Gruesome Details at Traffic School Class
The other night I hurried to La Canada, gulped my dinner and arrived at my traffic school class at 5:56. I was actually in quite a philosophical mood. Sure, I’d been madder than hell when I got the ticket. Sure, I resented the time I was going to have to spend sitting still (not something I’m good at). But I planned to ask several questions and make the best of it.
The instructor started off nicely enough. He had a lively manner as he began telling us about himself. He talked about his family then gave examples of how stressful his life as a policeman had been before he retired. Good, I thought, this is where he earns sympathy for the officers who risk their lives to protect us. I’m a writer, so I look for things like that.
He talked about caring about people, and about his assignment to traffic detail. Nice transition, I thought. He’s going to segue into why we should be careful on the road. He had me, I was a believer. Then he went into the details of the first terrible accident he had had to deal with. Details--explicit details, complete with theatrical voice and gestures. OK, I thought, one for shock value, just to make sure we were paying attention.
But he didn’t stop. He went on. And on. And on. And on. I tried to block what he was saying by studying the print of a spacecraft on the wall. I examined my fellow classmates, committing their images to memory feature by feature. The tactic worked for about 10 minutes; I heard but I didn’t react.
But one description continued to follow another. My heart began to race and pound . . . I could see it jump with each beat. I stuck my fingers in my ears and found if I dug them in and moved them back and forth a little I only heard a word here and there.
Finally about 6:25 he stopped. Paper and pencils were passed around and I figured we were moving on to something a little less upsetting. I was wrong. He wrote a few numbers on the chalk board, then he started another gruesome story! I made it out the door and went down the stairs. I was shaking and close to tears.
Was I overreacting? Sure, some would think so, but I wasn’t overreacting for me. This man had come into a room of people he didn’t know and for nearly half an hour he’d pushed emotional buttons without knowing what those buttons did. He meant to, of course. He knew he was telling us terrible things because in the same breath he told us how terrible these things had been for him to see. He said there were memories he couldn’t get out of his head after some 20 years.
Well, now he’s given me memories that will jump with lightning speed into my head, day and night for at least a month.
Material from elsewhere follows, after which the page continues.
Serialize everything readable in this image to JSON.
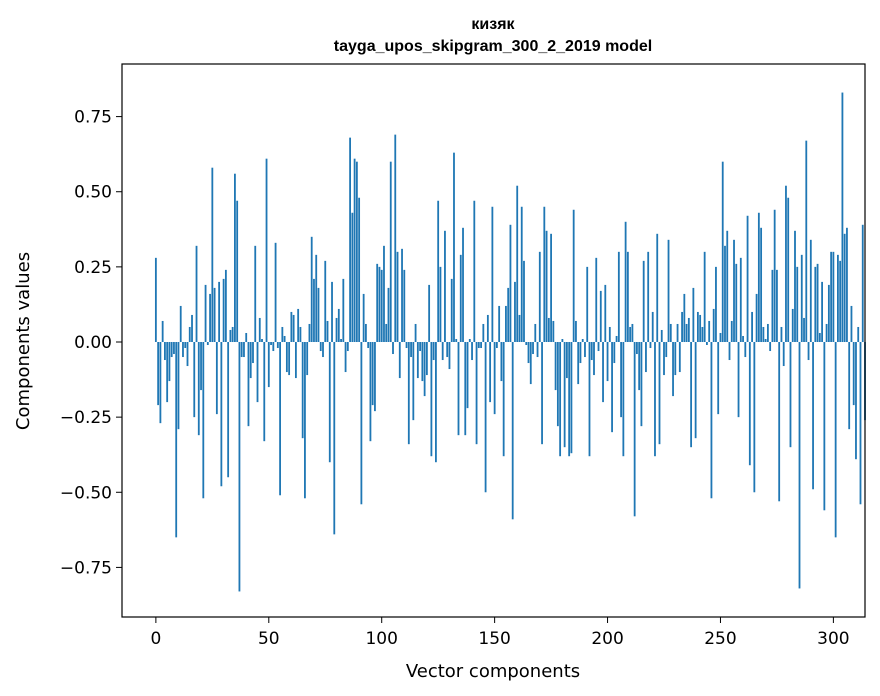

Does he have the right to do that just because I chose to go to traffic school rather than have the ticket show on my record?
According to the Automobile Club of Southern California, educational research on scare tactics shows little if any lasting value to the “blood and guts†approach. The club’s Public Safety Department does not recommend that technique for use in driver education/improvement classes.
Now to be fair, I suspect this instructor is a pretty nice man. I suspect he’s gotten calloused to his words and is convinced his verbal pictures will save lives. I also suspect he’s not the only one with this opinion or approach. But I feel it’s mental abuse to inflict these kinds of details on the unwary. And I think it should stop.